A série 'Harry Potter' acaba se transformando em uma metáfora para o mundo real. Ela transmite o crescimento, as dificuldades das transições de idade, o medo, a criatividade e, desta vez, o sofrimento. Acompanhando a idade de seus protagonistas, o filme deixou de ser uma fantasia infantil para se transformar, praticamente, em um suspense adolescente. E o filme convence.

'Harry Potter e o Cálice de Fogo' é obscuro, com elementos dramáticos e, até, mortes. O poder de Voldemort cresce, as habilidades e confusão mental de Harry também, e é aqui que se inicia a batalha final de uma das maiores séries literárias da história. O fim está próximo.

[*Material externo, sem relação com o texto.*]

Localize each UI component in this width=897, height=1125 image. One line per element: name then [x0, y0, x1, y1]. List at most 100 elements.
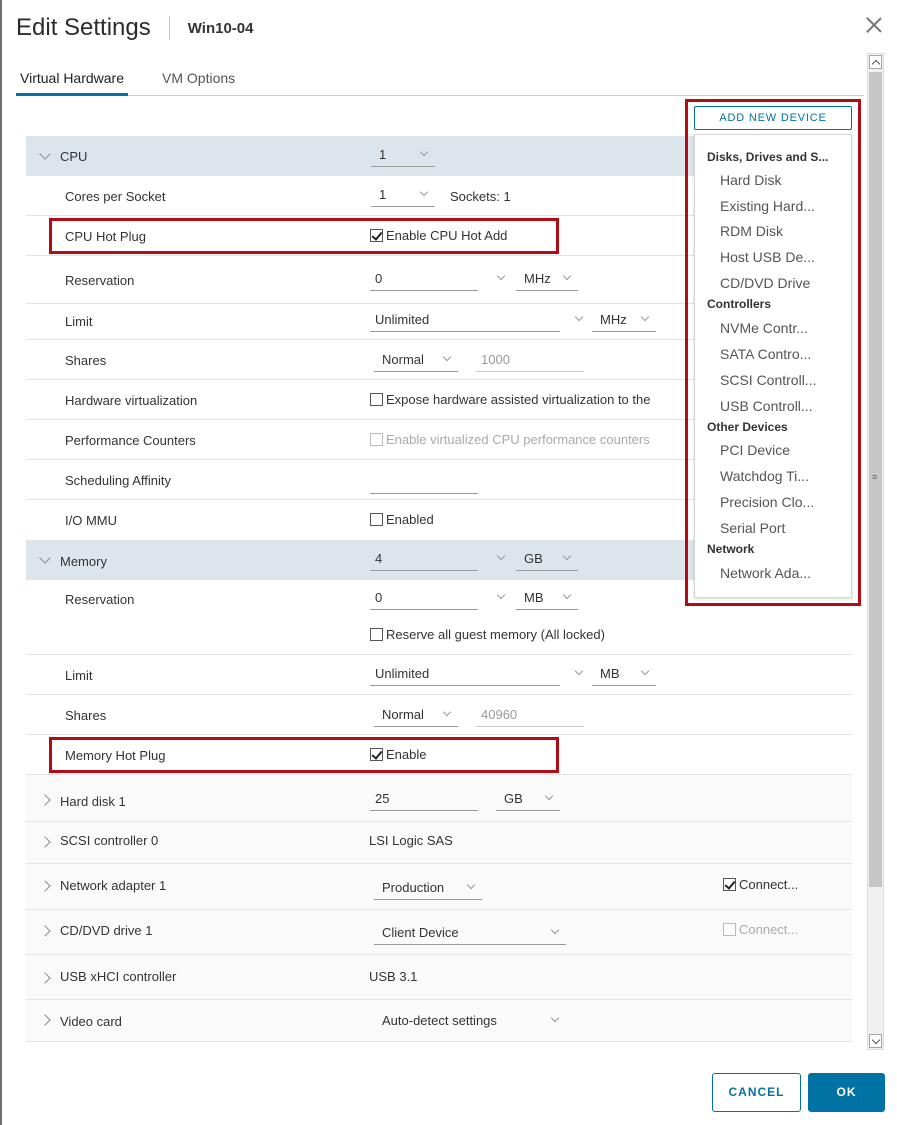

Verão, Harry Potter, agora com 14 anos, sente sua cicatriz arder durante um sonho bastante real com Lord Voldemont, o qual não consegue esquecer; três dias depois, já em companhia da família Weasley, com quem foi passar o restante das férias. Na final da Copa Mundial de Quadribol, os Comensais da Morte, seguidores de Você-Sabe-Quem, reapareceram e alguém conjura a Marca Negra - o sinal de Lord Voldemort - projetando-a no céu pela primeira vez em 13 anos, causando pânico na comunidade mágica. Seu arquiinimigo Lord Voldemort (Ralph Fiennes) prepara-se para retornar à ativa.

O elenco também se firma mais a cada filme. Tanto os jovens atores, quantos os veteranos, criam personagens e personalidades bastante complexas e realista. O roteiro também evolui, o livro de mais de 700 páginas se transforma em uma complexa e bem estruturada linha narrativa.

Mike Newell, diretor de sucessos como 'Quatro Casamentos e Um Funeral', segue a mesma linha de direção de seus antecessores, e ainda adiciona a dramaticidade presente em seus filmes e cria um ótimo clima de suspense.

Como a vida e história de seus protagonistas, tudo na série evolui neste filme. E que venha o próximo nos surpreender.